We did not see an increase in the prevalence of childhood cancer, congenital malformations or heart defects in ART-conceived survivor offspring compared to those conceived naturally. Similarly, we did not detect differences in survivor offspring compared to sibling offspring. A recent study also revealed no elevated risk of cancer in ART-conceived children [40].

The study setting among childhood cancer survivors in Europe posed certain limitations. Recruitment was mainly based on previous surveys which identified survivors with biological children, potentially causing a selection bias. A selection bias can generally lead to, among others, increased participation of higher-educated and female respondents in surveys. The latter was the case in our survey, as a non-responder analysis showed [32]. This approach was chosen to reduce the study burden for survivors. The questionnaire-based setting could produce a recall bias that could reduce data accuracy. However, all survivors had been treated according to standardised trial protocols, for which treatment information was available. The number of siblings and participants using ART was low. However, we had a relatively large overall sample of offspring of survivors of childhood cancer. Some data were incomplete, particularly within the ART interview. Despite these limitations, our analyses offer new insights into health issues in offspring born to childhood cancer survivors, and the high response rate reflects the strong interest shown by survivors regarding these issues.

5. Conclusions

Our study shows encouraging results for survivors of childhood cancer that demonstrate that the vast majority of offspring born to survivors do not experience adverse perinatal outcomes or later health problems, independently of whether a conception was spontaneous or required ART. Our findings in the survivor cohort and in comparison to their siblings support that the use of ART by childhood cancer survivors does not put offspring at additional risk for adverse health outcomes, including childhood cancer, congenital malformations or heart defects.
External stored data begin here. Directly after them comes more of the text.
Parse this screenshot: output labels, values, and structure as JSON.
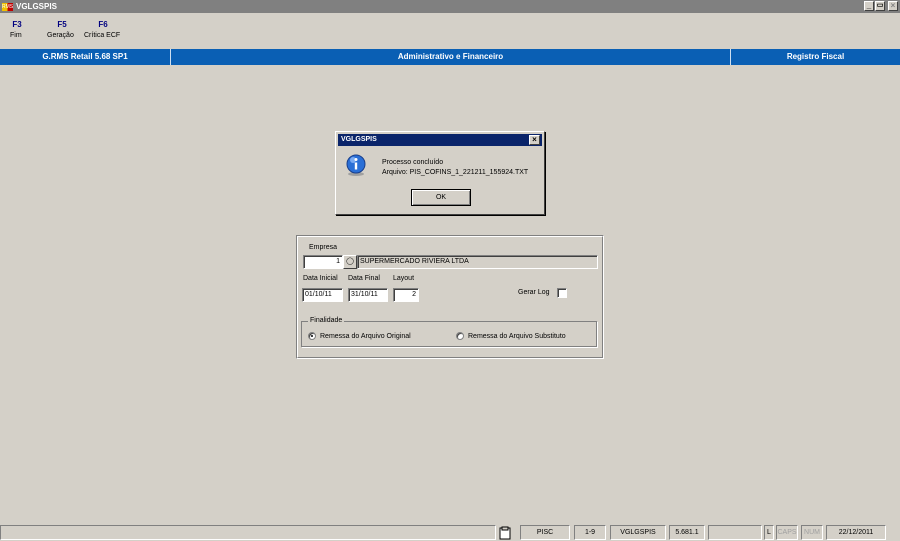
{
  "window": {
    "title": "VGLGSPIS",
    "logo_text": "RMS",
    "minimize": "_",
    "maximize": "\u0006",
    "close": "×"
  },
  "toolbar": {
    "keys": [
      {
        "key": "F3",
        "label": "Fim"
      },
      {
        "key": "F5",
        "label": "Geração"
      },
      {
        "key": "F6",
        "label": "Crítica ECF"
      }
    ]
  },
  "module_bar": {
    "product": "G.RMS Retail 5.68 SP1",
    "area": "Administrativo e Financeiro",
    "module": "Registro Fiscal",
    "color": "#0a5fb4"
  },
  "dialog": {
    "title": "VGLGSPIS",
    "close": "×",
    "icon": "info-icon",
    "message_line1": "Processo concluído",
    "message_line2": "Arquivo: PIS_COFINS_1_221211_155924.TXT",
    "ok_label": "OK"
  },
  "form": {
    "empresa_label": "Empresa",
    "empresa_code": "1",
    "empresa_lookup_icon": "binoculars-icon",
    "empresa_name": "SUPERMERCADO RIVIERA LTDA",
    "data_inicial_label": "Data Inicial",
    "data_inicial": "01/10/11",
    "data_final_label": "Data Final",
    "data_final": "31/10/11",
    "layout_label": "Layout",
    "layout": "2",
    "gerar_log_label": "Gerar Log",
    "gerar_log_checked": false,
    "finalidade_label": "Finalidade",
    "finalidade_options": [
      {
        "label": "Remessa do Arquivo Original",
        "selected": true
      },
      {
        "label": "Remessa do Arquivo Substituto",
        "selected": false
      }
    ]
  },
  "status_bar": {
    "clipboard_icon": "clipboard-icon",
    "program": "PISC",
    "range": "1-9",
    "form_name": "VGLGSPIS",
    "version": "5.681.1",
    "mode": "L",
    "caps": "CAPS",
    "num": "NUM",
    "date": "22/12/2011"
  }
}
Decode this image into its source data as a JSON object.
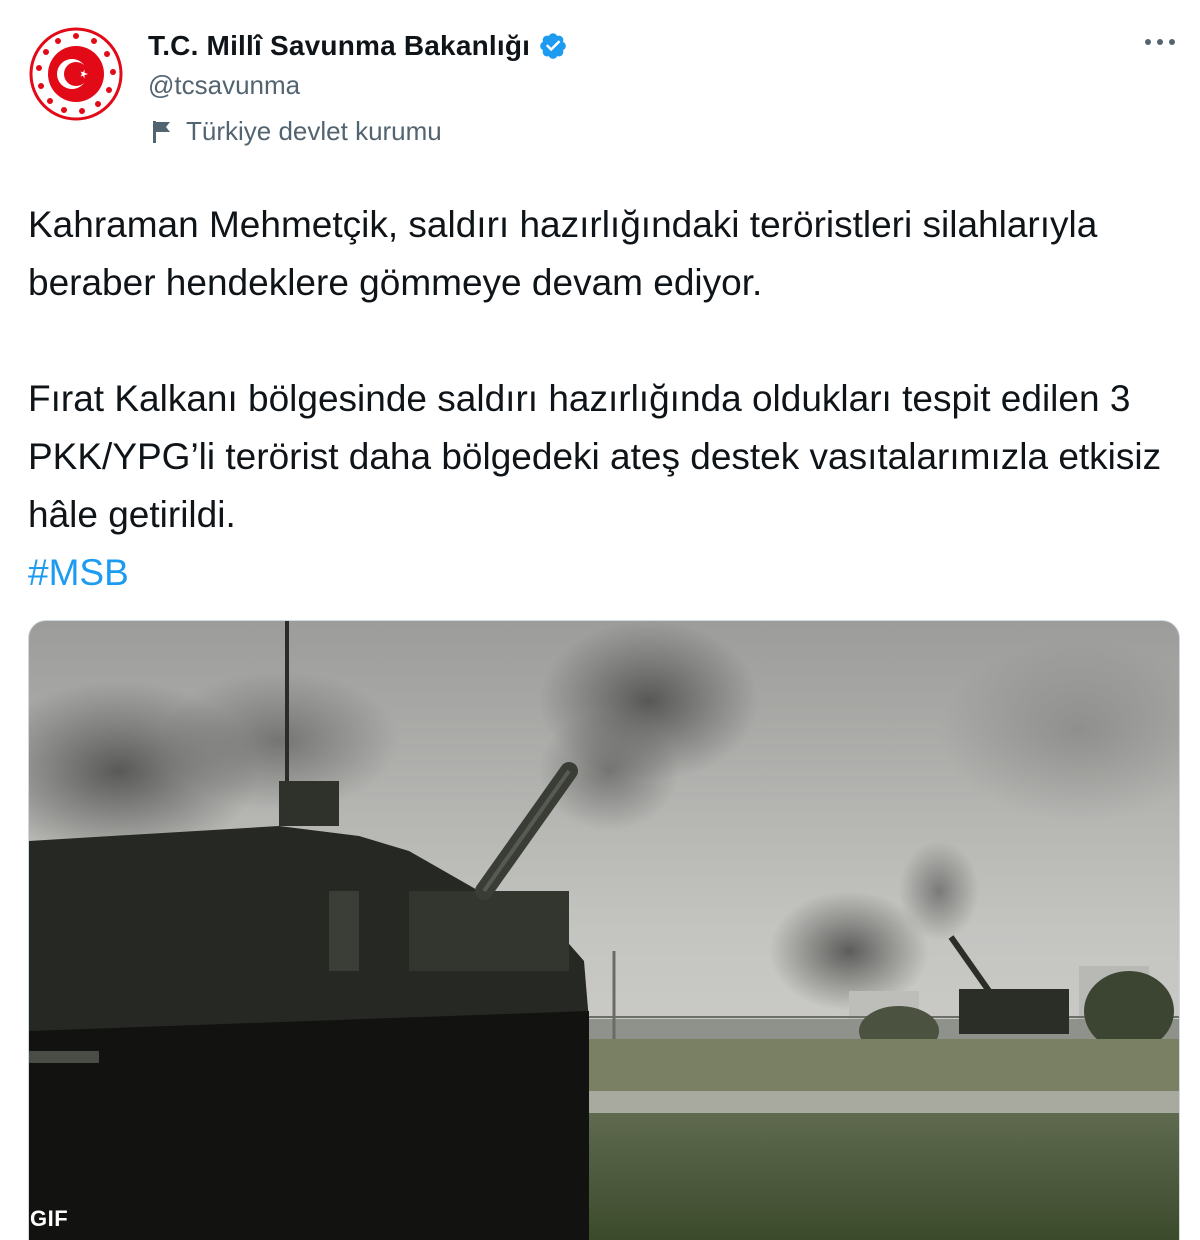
{
  "account": {
    "display_name": "T.C. Millî Savunma Bakanlığı",
    "handle": "@tcsavunma",
    "label": "Türkiye devlet kurumu",
    "verified": true
  },
  "tweet": {
    "paragraph1": "Kahraman Mehmetçik, saldırı hazırlığındaki teröristleri silahlarıyla beraber hendeklere gömmeye devam ediyor.",
    "paragraph2": "Fırat Kalkanı bölgesinde saldırı hazırlığında oldukları tespit edilen 3 PKK/YPG’li terörist daha bölgedeki ateş destek vasıtalarımızla etkisiz hâle getirildi.",
    "hashtag": "#MSB"
  },
  "media": {
    "type_badge": "GIF"
  },
  "icons": {
    "verified": "verified-badge-icon",
    "label": "flag-icon",
    "more": "more-options-icon"
  },
  "colors": {
    "accent": "#1d9bf0",
    "secondary_text": "#536471",
    "avatar_red": "#e30a17"
  }
}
Against the backdrop of progressively reduced toxicity regimens, our findings appear particularly reassuring for patients treated with today’s less toxic protocols for childhood cancer.

We saw an increased number of multiple births following ART to spontaneous conception in survivors. Current methods use fewer embryos per transfer to reduce these multiple birth rates, reducing associated adverse outcomes. The increasing numbers of childhood cancer survivors who turn to ART stress the importance of establishing an up-to-date information base for counselling childhood cancer patients and survivors, including this new and reassuring information.